IHT -- When the Abyssinian Baptist Church was founded, Thomas Jefferson was president. Abraham Lincoln was not born yet. Blacks were still enslaved, and would be for decades more.
A group of Ethiopian sea traders in lower Manhattan refused to participate in segregated church services and formed their own congregation, naming it for their homeland and taking many free blacks from other churches with them.
Two hundred years later, the church is going back to its roots — literally.
Come September, the Rev.
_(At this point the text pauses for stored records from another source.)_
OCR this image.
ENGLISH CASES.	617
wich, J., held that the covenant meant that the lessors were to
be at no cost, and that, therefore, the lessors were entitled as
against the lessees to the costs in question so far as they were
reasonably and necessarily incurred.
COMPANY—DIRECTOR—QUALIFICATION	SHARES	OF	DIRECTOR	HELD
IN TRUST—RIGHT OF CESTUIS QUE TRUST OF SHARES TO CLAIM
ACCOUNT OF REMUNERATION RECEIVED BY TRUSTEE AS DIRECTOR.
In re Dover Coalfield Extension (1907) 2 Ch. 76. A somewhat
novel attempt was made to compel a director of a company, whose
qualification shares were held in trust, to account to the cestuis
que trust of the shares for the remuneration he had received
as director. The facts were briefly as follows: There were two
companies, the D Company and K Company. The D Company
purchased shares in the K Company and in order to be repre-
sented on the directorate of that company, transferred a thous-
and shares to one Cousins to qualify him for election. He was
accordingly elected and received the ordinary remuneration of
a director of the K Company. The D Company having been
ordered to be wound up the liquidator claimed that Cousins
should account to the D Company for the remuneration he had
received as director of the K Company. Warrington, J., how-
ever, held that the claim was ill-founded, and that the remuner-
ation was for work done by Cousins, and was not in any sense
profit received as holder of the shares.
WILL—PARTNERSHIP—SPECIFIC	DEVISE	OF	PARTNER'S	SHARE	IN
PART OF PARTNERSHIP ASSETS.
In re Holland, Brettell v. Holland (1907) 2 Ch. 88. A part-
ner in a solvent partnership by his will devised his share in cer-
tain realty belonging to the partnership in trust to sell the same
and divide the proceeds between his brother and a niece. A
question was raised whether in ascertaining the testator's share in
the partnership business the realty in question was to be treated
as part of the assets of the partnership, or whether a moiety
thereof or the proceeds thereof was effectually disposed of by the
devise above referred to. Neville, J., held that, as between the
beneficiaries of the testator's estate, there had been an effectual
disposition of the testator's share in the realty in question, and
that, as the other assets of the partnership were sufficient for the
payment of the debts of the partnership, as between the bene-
Calvin O. Butts III will lead a pilgrimage of about 200 church members and dignitaries on a pilgrimage to Ethiopia to mark the bicentennial anniversary of the church.
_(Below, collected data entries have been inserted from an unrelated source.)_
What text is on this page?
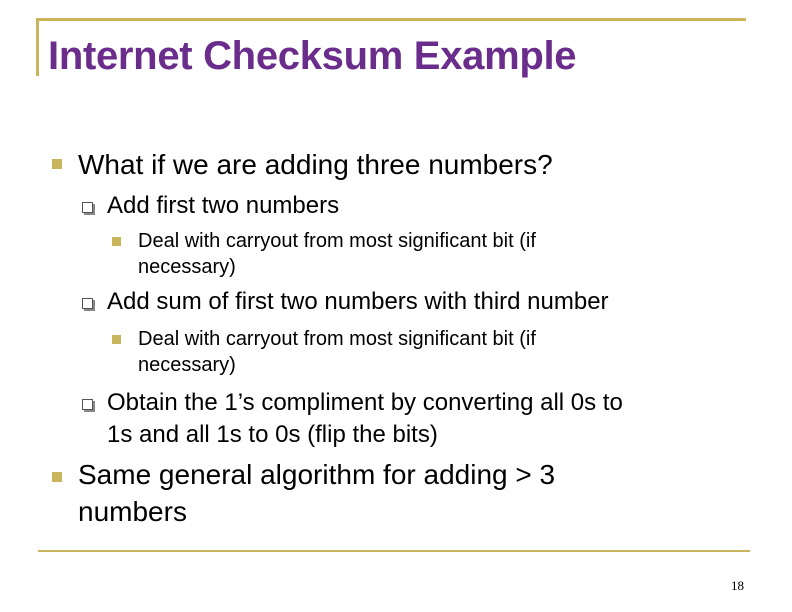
Internet Checksum Example
What if we are adding three numbers?
Add first two numbers
Deal with carryout from most significant bit (if
necessary)
Add sum of first two numbers with third number
Deal with carryout from most significant bit (if
necessary)
Obtain the 1’s compliment by converting all 0s to
1s and all 1s to 0s (flip the bits)
Same general algorithm for adding > 3
numbers
18
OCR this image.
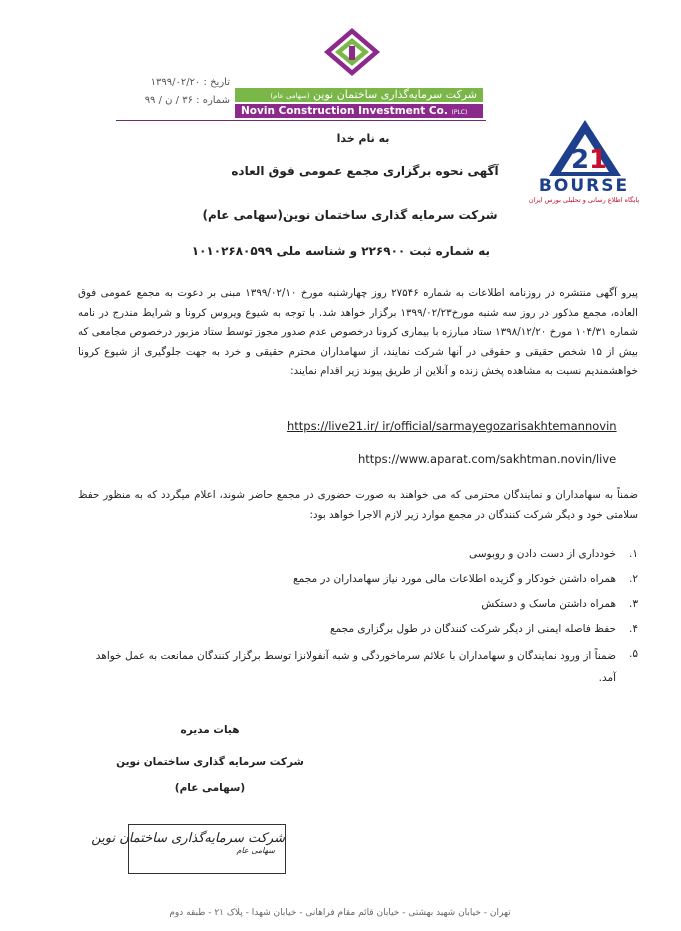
شرکت سرمایه‌گذاری ساختمان نوین (سهامی عام)
Novin Construction Investment Co. (PLC)
تاریخ : ۱۳۹۹/۰۲/۲۰
شماره : ۳۶ / ن / ۹۹
2 1
BOURSE
پایگاه اطلاع رسانی و تحلیلی بورس ایران
به نام خدا
آگهی نحوه برگزاری مجمع عمومی فوق العاده
شرکت سرمایه گذاری ساختمان نوین(سهامی عام)
به شماره ثبت ۲۲۶۹۰۰ و شناسه ملی ۱۰۱۰۲۶۸۰۵۹۹
پیرو آگهی منتشره در روزنامه اطلاعات به شماره ۲۷۵۴۶ روز چهارشنبه مورخ ۱۳۹۹/۰۲/۱۰ مبنی بر دعوت به مجمع عمومی فوق العاده، مجمع مذکور در روز سه شنبه مورخ۱۳۹۹/۰۲/۲۳ برگزار خواهد شد. با توجه به شیوع ویروس کرونا و شرایط مندرج در نامه شماره ۱۰۴/۳۱ مورخ ۱۳۹۸/۱۲/۲۰ ستاد مبارزه با بیماری کرونا درخصوص عدم صدور مجوز توسط ستاد مزبور درخصوص مجامعی که بیش از ۱۵ شخص حقیقی و حقوقی در آنها شرکت نمایند، از سهامداران محترم حقیقی و خرد به جهت جلوگیری از شیوع کرونا خواهشمندیم نسبت به مشاهده پخش زنده و آنلاین از طریق پیوند زیر اقدام نمایند:
https://live21.ir/ ir/official/sarmayegozarisakhtemannovin
https://www.aparat.com/sakhtman.novin/live
ضمناً به سهامداران و نمایندگان محترمی که می خواهند به صورت حضوری در مجمع حاضر شوند، اعلام میگردد که به منظور حفظ سلامتی خود و دیگر شرکت کنندگان در مجمع موارد زیر لازم الاجرا خواهد بود:
۱.
خودداری از دست دادن و روبوسی
۲.
همراه داشتن خودکار و گزیده اطلاعات مالی مورد نیاز سهامداران در مجمع
۳.
همراه داشتن ماسک و دستکش
۴.
حفظ فاصله ایمنی از دیگر شرکت کنندگان در طول برگزاری مجمع
۵.
ضمناً از ورود نمایندگان و سهامداران با علائم سرماخوردگی و شبه آنفولانزا توسط برگزار کنندگان ممانعت به عمل خواهد آمد.
هیات مدیره
شرکت سرمایه گذاری ساختمان نوین
(سهامی عام)
شرکت سرمایه‌گذاری ساختمان نوین
سهامی عام
تهران - خیابان شهید بهشتی - خیابان قائم مقام فراهانی - خیابان شهدا - پلاک ۲۱ - طبقه دوم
The trip, he says, will highlight an observance that begins on Tuesday and will end in November 2008, the actual 200th anniversary of the church's origin.
"It was the first 'mega church' of 2,000 members in the country," Butts said in an interview. "We want to celebrate what that experience means, we want to talk about community development, spiritual renewal, and of course the history of Abyssinian Baptist as the primary and premier religious institution in Harlem."
Overall, Butts said, the bicentennial is intended to commemorate the spiritual, social and cultural history of the black community, and in particular "the significant role played by the churches as that community's oldest and strongest institutions."
Jefferson, president from 1801-1809, never visited the church, as far as is known, but Presidents John F. Kennedy and Lyndon B. Johnson did, as did Jimmy Carter as a candidate. Dr. Martin Luther King Jr. also made one appearance there in the late 1950s or early 1960s, Butts said.
The Rev. Adam Clayton Powell, pastor at the time, "was known then as 'Mr. Civil Rights,' but he acknowledged Dr. King," he said.
Butts said the planned pilgrimage to Ethiopia has several purposes, including "fellowship with the Ethiopians," missionary work, the creation of an orphanage for the offspring of AIDS victims, and a ceremony at the grave of Ethiopia's legendary Emperor, Haile Selassie, who died in 1975, age 81, after a lifetime of defying invaders and seeking independence for his and other African nations.
The platform guest list for Tuesday's kickoff included Gov. Eliot Spitzer, Sen. Hillary Rodham Clinton and Rep. Charles Rangel. While not expected to be present, Mayor Michael Bloomberg prepared a proclamation declaring Abyssinian Baptist Church Day.
Others on the program were Wynton Marsalis, artistic director of Jazz at Lincoln Center, who has written a Mass composition for the celebration; Cornel West, professor of religion and African American Studies at Princeton University, and Howard Dodson, chief of the Schomburg Center for Research in Black Culture, which will present a special exhibit for the bicentennial.
West and Maya Angelou are among five co-authors of a book, "Witness," that traces the Abyssinian church's two centuries of history.
The church occupied at least two different sites in lower Manhattan before Rev. Adam Clayton Powell Sr., moved it uptown to Harlem in 1923, according to Tai Foster, a church spokesman.
Today, the congregation is about 4,000, the largest black congregation in New York state. It is one of several Harlem churches whose dynamic, music-filled Sunday services draw crowds of European tourists.
"They come out of curiosity, and then they tell their friends back in Italy, France and Israel, and we welcome them as well," Butts said.